I have searched through all the similar questions on late binding on stack overflow, and I would severely disagree with anyone who marks this question as a duplicate. First off, i found this example on another question, but I do not understand how I am supposed to know when something is decided during compile time and when something is decided during run time. Basically, the crux of my question boils down to two things:
What in this example must bring me to the logical conclusion that one method is late binding and another is early binding
How do I know when the decision about which version of a method to execute is decided during run-time or compile time in Java
Code:
class A
{
public void foo()
{
System.out.println("Class A");
}
}
class B extends A
{
public void foo()
{
System.out.println("Class B");
}
}
public class C
{
public static void main(String [] args)
{
A a=new A();
B b=new B();
A ref=null;
/*
early binding --- calls method foo() of class A and
decided at compile time
*/
a.foo();
/* early binding --- calls method foo() of class B and
decided at compile time
*/
b.foo();
/* late binding --- --- calls method foo() of class B and
decided at Run time
*/
ref=b;
ref.foo(); }
}
Wrong on all counts. The method to be called is decided at runtime, in every case here, based on the runtime type of the object. The only decisions made at compile time are for calls to final, private, or static methods, or choices among a set of overloaded methods (which could still lead to runtime choices if the overloaded methods are not final, private, or static.)
All the answers here are mostly correct, but there is one key point missing regarding late binding in Java.
Java does not perform "by the book" late binding if we go by the definition of late binding.
Late binding in its book definition form means that the compiler should perform no argument checks, no type checks on a method call and should leave it all to the runtime - because possibly the compiler does not have access to the method implementation code (for example in COM programming).

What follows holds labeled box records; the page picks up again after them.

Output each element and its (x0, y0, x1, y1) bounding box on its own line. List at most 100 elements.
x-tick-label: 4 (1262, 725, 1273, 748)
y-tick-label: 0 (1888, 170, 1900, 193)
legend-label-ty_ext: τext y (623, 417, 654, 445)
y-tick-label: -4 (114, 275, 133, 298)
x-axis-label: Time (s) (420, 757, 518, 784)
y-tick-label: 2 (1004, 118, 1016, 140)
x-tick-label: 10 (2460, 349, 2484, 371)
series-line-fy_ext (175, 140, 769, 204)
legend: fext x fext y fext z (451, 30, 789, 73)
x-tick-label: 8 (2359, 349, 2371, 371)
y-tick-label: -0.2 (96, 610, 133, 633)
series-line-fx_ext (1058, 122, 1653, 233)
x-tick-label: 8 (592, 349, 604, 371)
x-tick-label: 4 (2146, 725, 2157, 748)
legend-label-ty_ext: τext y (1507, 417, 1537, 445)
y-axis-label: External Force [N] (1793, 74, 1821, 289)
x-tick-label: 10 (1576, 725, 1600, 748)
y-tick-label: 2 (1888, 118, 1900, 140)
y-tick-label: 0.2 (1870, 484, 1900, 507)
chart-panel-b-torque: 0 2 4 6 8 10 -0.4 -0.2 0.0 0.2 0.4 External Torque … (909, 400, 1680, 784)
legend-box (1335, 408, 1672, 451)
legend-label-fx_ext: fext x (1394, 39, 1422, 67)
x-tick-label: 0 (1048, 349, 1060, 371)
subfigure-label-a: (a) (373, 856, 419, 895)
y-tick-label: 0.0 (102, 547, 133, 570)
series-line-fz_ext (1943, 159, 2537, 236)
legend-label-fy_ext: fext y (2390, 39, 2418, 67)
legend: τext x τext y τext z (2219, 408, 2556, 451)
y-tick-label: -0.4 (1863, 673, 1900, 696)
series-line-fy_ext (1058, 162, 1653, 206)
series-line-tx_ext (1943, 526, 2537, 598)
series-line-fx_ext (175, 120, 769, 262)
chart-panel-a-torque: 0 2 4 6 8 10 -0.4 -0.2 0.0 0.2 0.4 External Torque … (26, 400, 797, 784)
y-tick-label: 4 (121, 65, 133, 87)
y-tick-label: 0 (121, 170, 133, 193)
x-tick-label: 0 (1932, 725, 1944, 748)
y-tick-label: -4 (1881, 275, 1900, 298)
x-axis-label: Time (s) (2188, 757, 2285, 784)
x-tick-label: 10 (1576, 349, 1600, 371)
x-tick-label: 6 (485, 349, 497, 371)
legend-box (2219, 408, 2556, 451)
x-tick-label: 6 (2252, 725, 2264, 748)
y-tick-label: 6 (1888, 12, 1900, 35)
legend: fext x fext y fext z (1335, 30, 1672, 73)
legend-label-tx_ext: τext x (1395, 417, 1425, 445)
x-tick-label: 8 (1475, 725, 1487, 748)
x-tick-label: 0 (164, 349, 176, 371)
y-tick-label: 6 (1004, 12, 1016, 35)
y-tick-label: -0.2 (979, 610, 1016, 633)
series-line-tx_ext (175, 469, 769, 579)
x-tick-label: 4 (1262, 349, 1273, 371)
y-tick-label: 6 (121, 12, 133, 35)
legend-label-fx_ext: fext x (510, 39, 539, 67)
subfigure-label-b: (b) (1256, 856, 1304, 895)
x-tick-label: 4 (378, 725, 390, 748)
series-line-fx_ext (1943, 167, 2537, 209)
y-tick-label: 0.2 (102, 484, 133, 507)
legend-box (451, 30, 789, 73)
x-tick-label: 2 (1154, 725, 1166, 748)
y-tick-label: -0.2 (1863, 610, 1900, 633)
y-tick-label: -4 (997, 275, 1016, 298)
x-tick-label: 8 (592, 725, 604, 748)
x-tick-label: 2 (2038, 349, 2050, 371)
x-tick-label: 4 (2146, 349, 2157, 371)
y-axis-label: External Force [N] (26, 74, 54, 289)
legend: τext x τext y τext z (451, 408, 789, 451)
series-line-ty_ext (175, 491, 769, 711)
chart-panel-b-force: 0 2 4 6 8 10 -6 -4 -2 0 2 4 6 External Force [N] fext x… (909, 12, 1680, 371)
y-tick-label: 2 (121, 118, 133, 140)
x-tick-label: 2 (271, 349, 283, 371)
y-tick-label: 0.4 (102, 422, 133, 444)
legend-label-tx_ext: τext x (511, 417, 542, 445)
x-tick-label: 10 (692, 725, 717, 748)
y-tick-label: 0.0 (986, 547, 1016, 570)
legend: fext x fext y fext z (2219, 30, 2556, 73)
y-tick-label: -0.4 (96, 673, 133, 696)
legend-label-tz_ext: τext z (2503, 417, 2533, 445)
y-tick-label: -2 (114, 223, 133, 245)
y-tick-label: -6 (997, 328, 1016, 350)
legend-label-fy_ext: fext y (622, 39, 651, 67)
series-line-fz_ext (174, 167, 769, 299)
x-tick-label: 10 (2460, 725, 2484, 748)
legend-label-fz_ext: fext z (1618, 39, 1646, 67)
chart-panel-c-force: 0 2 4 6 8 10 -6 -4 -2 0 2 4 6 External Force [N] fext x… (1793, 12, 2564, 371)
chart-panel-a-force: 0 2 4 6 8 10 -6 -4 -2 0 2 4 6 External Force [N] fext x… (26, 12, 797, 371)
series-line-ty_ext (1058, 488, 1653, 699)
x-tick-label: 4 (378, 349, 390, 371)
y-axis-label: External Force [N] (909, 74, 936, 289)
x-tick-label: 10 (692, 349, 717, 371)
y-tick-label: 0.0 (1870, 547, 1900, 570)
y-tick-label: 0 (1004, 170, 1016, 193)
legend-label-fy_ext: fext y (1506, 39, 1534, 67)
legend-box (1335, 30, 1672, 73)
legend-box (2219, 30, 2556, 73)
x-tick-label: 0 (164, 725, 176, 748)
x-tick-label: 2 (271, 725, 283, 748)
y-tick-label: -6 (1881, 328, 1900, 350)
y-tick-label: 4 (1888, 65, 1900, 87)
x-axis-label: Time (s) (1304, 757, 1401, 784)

Java however at compile time does verify, even in a polymorphic scenario, that the method being called and the method signature does exist somewhere in the type hierarchy of the expression that qualifies the method. So for example, lets say I call a method foo1 on ref that does not exist in either A or B:
A ref=null;
ref=new B();
ref.foo1();
//This will not compile in Java, because java will check at compile time
//for the method foo1 in the type hierarchy of A, which is the type of the
// variable ref at compile time.
//In pure late binding, however this would pass compilation and
//throw an error at runtime.
In a pure late binding scenario, the determination of whether the method foo1() exists or not with the right number of arguments is made purely at runtime.
However in Java, there is some level of checking done at compile time, to ensure that the method with the right number of arguments does exist somewhere in the type hierarchy.
The only time that I think Java does perform pure late binding is if one uses reflection to call a method.
What Java does is better termed as dynamic dispatch rather than late binding, but everyone calls it late binding in Java and hence there is confusion.